Controversies and debates

Like any tool rooted in expert judgment and institutional practice, the SPF invites debate about what it can and cannot tell us. Proponents emphasize that the SPF provides a transparent, diverse, and nearly real-time view of private-sector expectations, which is valuable for both policy and planning. Critics, including some from the political left and others skeptical of centralized forecasting, contend that forecasts can be biased by incentives, the composition of respondents, or the structure of models used by forecasters. From a practical standpoint, no forecast is a perfect predictor; unexpected shocks, regime changes, or policy surprises can render even well-anchored projections inaccurate in the short run.

A frequent point of contention is whether the SPF’s central tendency is sufficiently informative when the economy faces unusual conditions, such as financial crises or rapid policy pivots. In response, supporters argue that the SPF’s emphasis on dispersion and the diversity of forecasters helps reveal where opinions diverge, signaling risk and uncertainty rather than a false sense of certainty. They also note that the SPF is not a tool of policy advocacy; it is a diagnostic of expectations, which helps households and firms prepare for different plausible paths.

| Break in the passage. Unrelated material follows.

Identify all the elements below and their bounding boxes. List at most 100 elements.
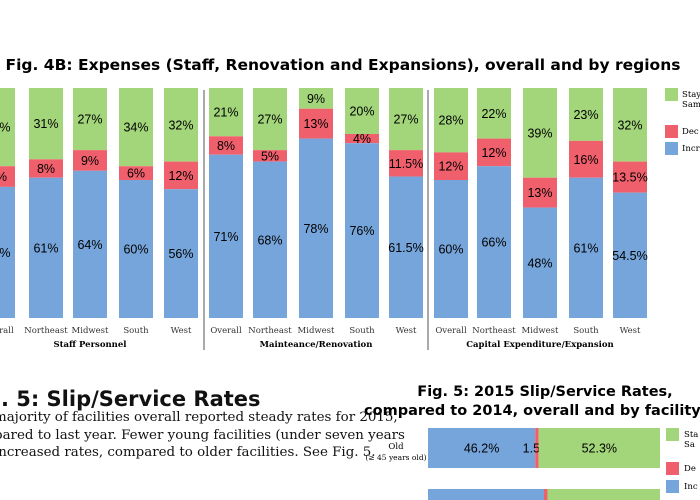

From a pragmatic, market-friendly perspective, some criticisms of the SPF from the political fringes revolve around the notion that forecasts reflect the interests of ellite institutions or that consensus can mask structural risks not captured by standard models. Proponents counter that the SPF’s independence, the breadth of its participants, and the publication of methods and responses reduce the likelihood of manipulation, while heightened transparency improves accountability. In this frame, some criticisms labeled as “woke” or ideologically motivated miss the point: the SPF’s value lies in its methodological openness, not in advancing any particular policy agenda. The core counterargument is that sound economic forecasting should be judged by accuracy, robustness, and the quality of the information it conveys, not by a political narrative about who should be predicting what.

Historical context and key findings

Over the decades, the SPF has tracked changes in forecasting performance, model structure, and respondent composition. Analyses of historical forecasts reveal patterns in accuracy across variables and horizons, illuminating how well professional forecasters have anticipated turning points, inflation dynamics, and labor-market developments. Readers interested in how the SPF’s track record stacks up against other forecasting approaches can compare it to model-based econometrics, market-implied expectations, and alternative survey series. See Forecast accuracy and Economic forecasting for related discussions on reliability, bias, and methodology.

The SPF’s enduring relevance rests on its ability to capture a cross-section of informed professional opinion at a moment when policy and markets rely on forward-looking signals. In times of policy experimentation or rapid change, the SPF can serve as a check on whether the private sector is pricing in the same risks and opportunities that policymakers are pursuing, or whether a divergence exists that warrants closer scrutiny.